Simply, I had a Muslim publicist. The one truly invidious aspect of an otherwise cushy career, book tours can be gruelling. Spending day after day with a woman who ferries you to events, plies you with yet more coffee while you mouth off to interviewers, and keeps you company at dinner lest you huddle in restaurants self-consciously by yourself, you get to know her surprisingly well.

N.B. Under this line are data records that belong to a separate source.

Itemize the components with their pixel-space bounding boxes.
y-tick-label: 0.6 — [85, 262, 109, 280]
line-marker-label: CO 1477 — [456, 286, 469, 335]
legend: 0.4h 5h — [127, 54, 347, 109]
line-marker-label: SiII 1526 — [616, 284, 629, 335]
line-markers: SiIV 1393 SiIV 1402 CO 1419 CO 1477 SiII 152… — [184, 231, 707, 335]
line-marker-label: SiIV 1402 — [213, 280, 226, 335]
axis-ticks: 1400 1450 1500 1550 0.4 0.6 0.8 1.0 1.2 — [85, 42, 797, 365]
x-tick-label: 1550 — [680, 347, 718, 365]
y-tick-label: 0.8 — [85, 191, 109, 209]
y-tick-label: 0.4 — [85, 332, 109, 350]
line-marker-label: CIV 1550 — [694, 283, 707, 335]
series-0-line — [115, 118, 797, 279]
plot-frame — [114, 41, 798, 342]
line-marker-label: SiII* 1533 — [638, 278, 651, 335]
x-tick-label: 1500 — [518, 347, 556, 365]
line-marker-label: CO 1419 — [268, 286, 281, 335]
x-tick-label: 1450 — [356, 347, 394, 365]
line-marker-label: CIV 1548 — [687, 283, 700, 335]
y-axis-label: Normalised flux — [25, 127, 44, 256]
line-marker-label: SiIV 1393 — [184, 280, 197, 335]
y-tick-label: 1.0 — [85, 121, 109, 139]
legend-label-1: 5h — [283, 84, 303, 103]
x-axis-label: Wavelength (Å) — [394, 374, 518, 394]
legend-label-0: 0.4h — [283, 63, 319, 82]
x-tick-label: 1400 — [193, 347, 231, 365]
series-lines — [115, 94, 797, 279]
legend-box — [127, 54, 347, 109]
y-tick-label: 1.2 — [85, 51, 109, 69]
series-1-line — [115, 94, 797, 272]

Genial, attractive, and crackerjack at her job, Anika is a Cape Town Malay — "coloured", in the old parlance — and while a student she was one of the pioneers of racial integration at Stellenbosch University. On learning she was Muslim, I was at first apprehensive; after long days of repeating myself to the point of self-hatred, I prefer to debrief with refreshment more bracing than orange juice. But I'd nothing to fear. While Anika herself is teetotal, at our dinners she cheerfully ordered bottles of wine, about whose grapes and vintners she was remarkably knowledgeable. She often refilled my glass or urged me to indulge in a nightcap. Before seeing me off at the airport, she drove us over an hour out of Cape Town to the Klein Constantia estate, just so I could score some of South Africa's most celebrated dessert wines. (I know — how we writers suffer for our art.) To my relief, she even nurses one vice herself: she smokes.
Yet my publicist wasn't some backsliding Muslim in name only. Anika is devout. Single, she lives chastely with her parents. She'd never marry a non-Muslim, who wouldn't share her core values. She's already gone on the Umrah, the mini-hajj, and aims to undertake the hajj proper in future.